When asked if additional health protocols, such as masks, would be required during Lollapalooza in light of the uptick, Arwady said that the current requirements were sufficient. “Vaccination is the best way to safely enjoy this event,” she said. “But to require the vaccination or a negative test is really the best option that we have available at this point. It really is.”

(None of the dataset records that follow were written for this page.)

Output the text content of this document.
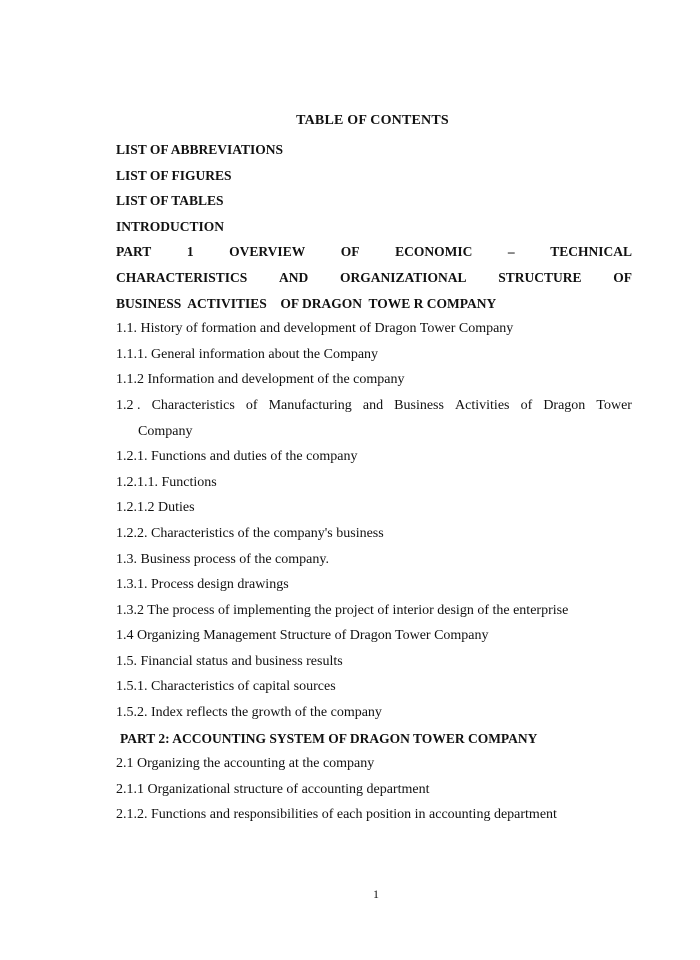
TABLE OF CONTENTS
LIST OF ABBREVIATIONS
LIST OF FIGURES
LIST OF TABLES
INTRODUCTION
PART	1	OVERVIEW	OF	ECONOMIC	–	TECHNICAL
CHARACTERISTICS AND ORGANIZATIONAL STRUCTURE OF
BUSINESS  ACTIVITIES    OF DRAGON  TOWE R COMPANY
1.1. History of formation and development of Dragon Tower Company
1.1.1. General information about the Company
1.1.2 Information and development of the company
1.2 . Characteristics of Manufacturing and Business Activities of Dragon Tower
Company
1.2.1. Functions and duties of the company
1.2.1.1. Functions
1.2.1.2 Duties
1.2.2. Characteristics of the company's business
1.3. Business process of the company.
1.3.1. Process design drawings
1.3.2 The process of implementing the project of interior design of the enterprise
1.4 Organizing Management Structure of Dragon Tower Company
1.5. Financial status and business results
1.5.1. Characteristics of capital sources
1.5.2. Index reflects the growth of the company
PART 2: ACCOUNTING SYSTEM OF DRAGON TOWER COMPANY
2.1 Organizing the accounting at the company
2.1.1 Organizational structure of accounting department
2.1.2. Functions and responsibilities of each position in accounting department
1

“And I think with the level of Covid that we have here, we remain here in Chicago right now at this low to even controlled risk state. I do expect that it will go up. But we do the best we can in terms of trying to protect against Covid and this is the absolute best thing that can be done,” she continued. “For people who are unvaccinated I’d certainly recommend masking and anybody who’s concerned, I would encourage them to choose to mask, but there’s not a need to recommend universal masking at this point.”